ORLANDO, Fla. – Following a weekend of gun violence carried out in two mass shootings in two different states in the U.S., Florida Attorney General Ashley Moody said her decision to push for the disqualification of a proposed ballot measure seeking to ban assault weapons remains the same.
More than 30 people were killed and dozens more were injured in separate attacks in El Paso, Texas, and Dayton, Ohio, over the weekend, prompting yet another discussion about gun laws in America.
On Friday, Moody's office sent a letter to the Supreme Court, calling the proposed constitutional amendment backers are pushing to have on the 2020 ballot "misleading" and suggested the court should move to keep the matter from voters.
Moody argued that the proposal goes far beyond banning so-called assault weapons and could also ban the possession of all semi-automatic long guns.
Following the attacks over the weekend, a reporter asked Moody during a press conference in Jacksonville Monday if her stance on the ballot measure had changed after seeing more acts of violence carried out using weapons of mass destruction.
“Shouldn’t the people of Florida have the right to vote against these assault weapons, these automatic, semi-automatic weapons of mass destruction?" the reporter asked.
Moody called the events tragic and said something must be done, but that her position on the proposed language of the amendment had not changed.
“There can’t be anyone in this country that wasn’t horrified and shocked and saddened by the events that took place this weekend. I agree that we must get better at identifying and working together as law enforcement to protect Floridians up against those that are mentally deranged that will seek to do us harm," Moody said. "As it related to the proposed constitutional amendment that my office filed with the courts last week, it’s important to remember that I am obligated to pay attention to wording as the attorney general, and make sure that when we do have proposed amendment, regardless of my own personal policy preferences, regardless of my own opinions, to make sure that the way that is going to be communicated on a ballot is clear and not misleading."

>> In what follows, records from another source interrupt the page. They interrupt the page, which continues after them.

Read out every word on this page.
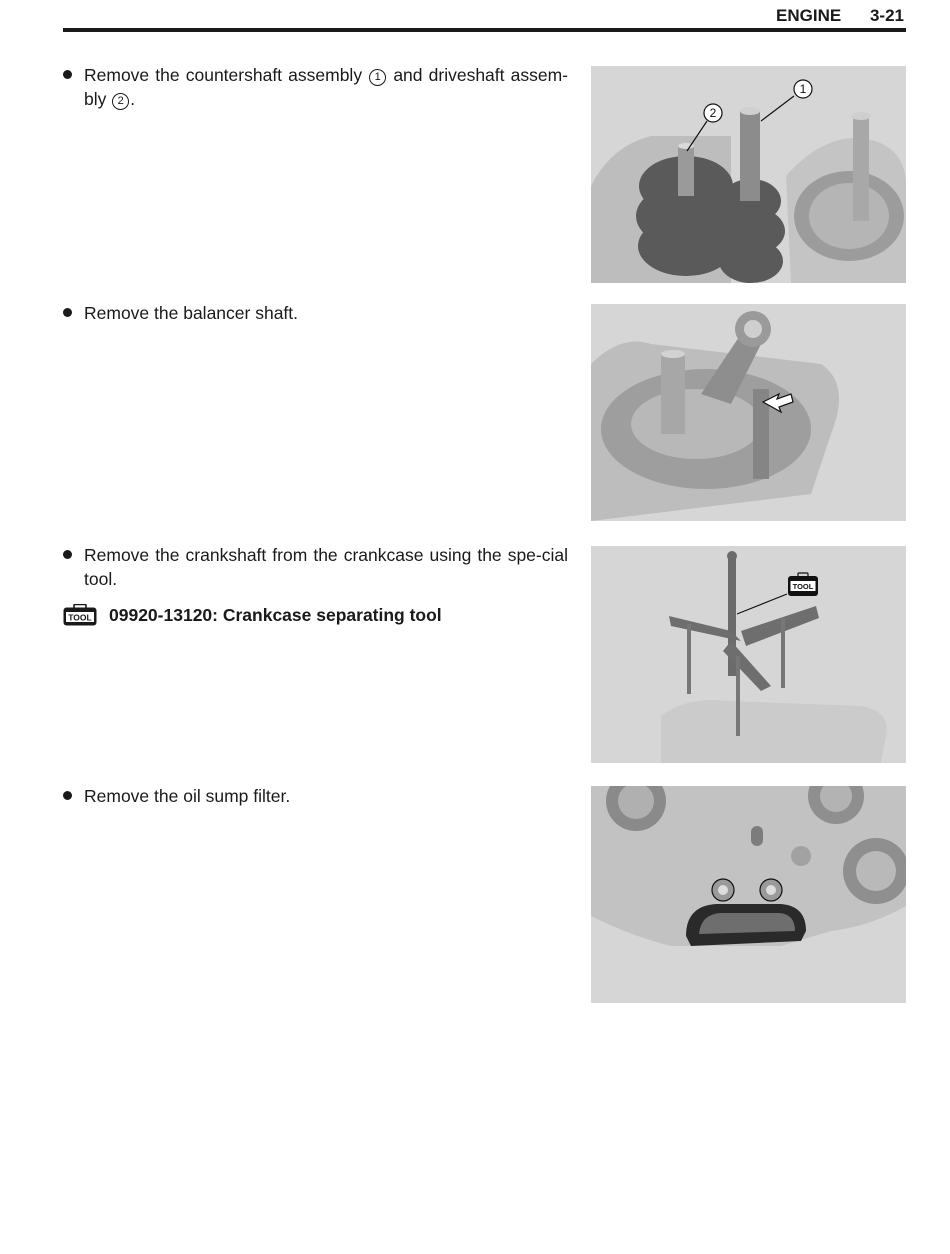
ENGINE 3-21
Remove the countershaft assembly 1 and driveshaft assem-bly 2 .
Remove the balancer shaft.
Remove the crankshaft from the crankcase using the spe-cial tool.
TOOL 09920-13120: Crankcase separating tool
Remove the oil sump filter.
1
2
TOOL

Moody said the proposed amendment would ban the weapons used in the attacks over the weekend, but would also ban others, and the language used in the proposed amendment does not clearly communicate that.
"My job as the attorney general is to pay attention to the words that are used in this ballot language and make sure that it does not hide the ball or mislead voters. This particular amendment would mislead voters into thinking they were banning a specific type of firearm when in fact, they were banning virtually every long gun, including those that have been passed down from generation to generation in Florida," Moody said.
The attorney general said she appreciates the fact that people are asking questions about the wording of the proposed amendment, noting the importance of the judicial review process.
"People are asking questions and they should. That’s why we have this process. That’s why we have a process of judicial review, to see if this is language that hides the ball or misleads," Moody said. "I invite these questions because I think this is good, as we determine whether or not this should be something that should be on the ballot."
Moody said that the process must be carried out with personal opinions set aside, even when tragedies shed more light on specific issues.
"This has to be done with intellectual honestly, regardless of any personal opinions as to policy. Many times I might receive a proposal for a ballot amendment and I might not think it’s the best policy, but if it’s clear, that’s not what my function is," Moody said. "And so it’s important to remember as we move through the next weeks and we reflect on the horribly tragic events that have taken place this weekend, we have to remain focused on the wording that is proposed for this specific amendment."
The Associated Press contributed to this report.